A raiz do problema está na captura das instituições por interesses políticos e econômicos. Governos que deveriam atuar com neutralidade administrativa se curvam à lógica do loteamento partidário, entregando cargos estratégicos para aliados políticos sem compromisso com a ética ou a competência. Esse modelo cria o ambiente ideal para fraudes, já que quem fiscaliza é, muitas vezes, aliado de quem deveria ser fiscalizado. Além disso, a atuação das agências de controle, como a Controladoria-Geral da União (CGU), o Tribunal de Contas da União (TCU) e o próprio Ministério Público, esbarra em limites orçamentários, pressões políticas e aparelhamento institucional.

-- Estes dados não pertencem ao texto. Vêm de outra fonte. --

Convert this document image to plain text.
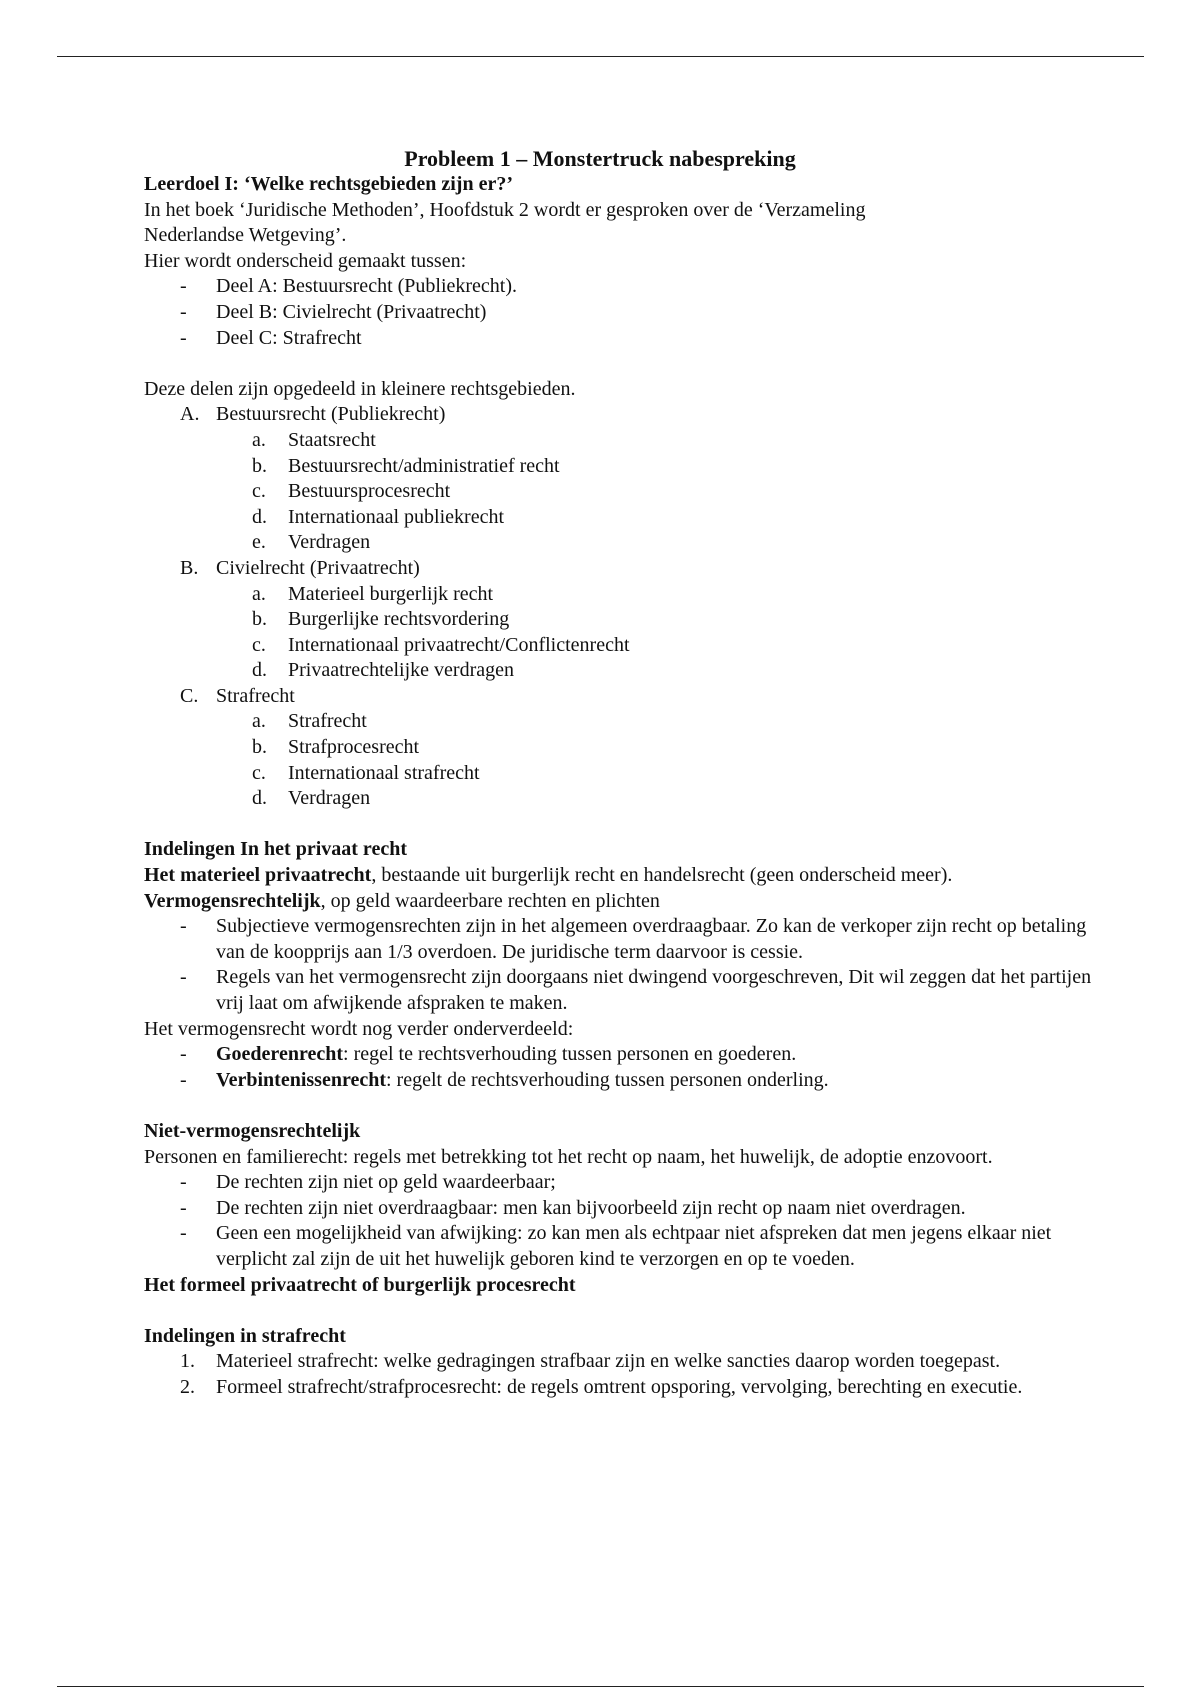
Probleem 1 – Monstertruck nabespreking

Leerdoel I: ‘Welke rechtsgebieden zijn er?’

In het boek ‘Juridische Methoden’, Hoofdstuk 2 wordt er gesproken over de ‘Verzameling
Nederlandse Wetgeving’.

Hier wordt onderscheid gemaakt tussen:

-	Deel A: Bestuursrecht (Publiekrecht).
-	Deel B: Civielrecht (Privaatrecht)
-	Deel C: Strafrecht

Deze delen zijn opgedeeld in kleinere rechtsgebieden.

A. Bestuursrecht (Publiekrecht)
a.	Staatsrecht
b.	Bestuursrecht/administratief recht
c.	Bestuursprocesrecht
d.	Internationaal publiekrecht
e.	Verdragen
B. Civielrecht (Privaatrecht)
a.	Materieel burgerlijk recht
b.	Burgerlijke rechtsvordering
c.	Internationaal privaatrecht/Conflictenrecht
d.	Privaatrechtelijke verdragen
C. Strafrecht
a.	Strafrecht
b.	Strafprocesrecht
c.	Internationaal strafrecht
d.	Verdragen

Indelingen In het privaat recht

Het materieel privaatrecht, bestaande uit burgerlijk recht en handelsrecht (geen onderscheid meer).

Vermogensrechtelijk, op geld waardeerbare rechten en plichten

-	Subjectieve vermogensrechten zijn in het algemeen overdraagbaar. Zo kan de verkoper zijn recht op betaling van de koopprijs aan 1/3 overdoen. De juridische term daarvoor is cessie.
-	Regels van het vermogensrecht zijn doorgaans niet dwingend voorgeschreven, Dit wil zeggen dat het partijen vrij laat om afwijkende afspraken te maken.

Het vermogensrecht wordt nog verder onderverdeeld:

-	Goederenrecht: regel te rechtsverhouding tussen personen en goederen.
-	Verbintenissenrecht: regelt de rechtsverhouding tussen personen onderling.

Niet-vermogensrechtelijk

Personen en familierecht: regels met betrekking tot het recht op naam, het huwelijk, de adoptie enzovoort.

-	De rechten zijn niet op geld waardeerbaar;
-	De rechten zijn niet overdraagbaar: men kan bijvoorbeeld zijn recht op naam niet overdragen.
-	Geen een mogelijkheid van afwijking: zo kan men als echtpaar niet afspreken dat men jegens elkaar niet verplicht zal zijn de uit het huwelijk geboren kind te verzorgen en op te voeden.

Het formeel privaatrecht of burgerlijk procesrecht

Indelingen in strafrecht

1.	Materieel strafrecht: welke gedragingen strafbaar zijn en welke sancties daarop worden toegepast.
2.	Formeel strafrecht/strafprocesrecht: de regels omtrent opsporing, vervolging, berechting en executie.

O resultado é um ciclo vicioso onde o dinheiro público escorre pelo ralo da corrupção, e os responsáveis raramente enfrentam as consequências.
Romper com essa lógica exige mais do que boa vontade — exige reformas estruturais. É preciso fortalecer os mecanismos de auditoria em tempo real com uso de inteligência artificial e cruzamento de dados, garantir a autonomia total dos órgãos de controle, aplicar punições exemplares, inclusive com confisco de bens e devolução de valores, e reconfigurar a cultura institucional, valorizando a ética no serviço público desde a base. Além disso, o sistema judiciário precisa ser despolitizado e mais transparente em suas decisões. A seletividade na aplicação das leis corrói a confiança social e incentiva a reincidência dos mesmos esquemas com roupagens novas.
Enquanto o país não enfrentar de forma séria e profunda o problema da corrupção sistêmica, seguiremos convivendo com escândalos como esse. Escândalos que, além de roubar recursos, destroem sonhos, sacrificam vidas e perpetuam a desigualdade. O povo brasileiro não pode mais aceitar que governos sejam plataformas para partidos, nem que recursos públicos sejam vistos como prêmios eleitorais. O Brasil precisa de governantes com compromisso com a nação, e não com seus próprios grupos. De instituições que sirvam ao povo, e não a interesses escusos. A indignação popular precisa deixar de ser momentânea e se transformar em ação: exigindo transparência, acompanhando os gastos públicos, denunciando irregularidades e votando com consciência. Do contrário, seremos sempre vítimas dos mesmos algozes, apenas com nomes diferentes.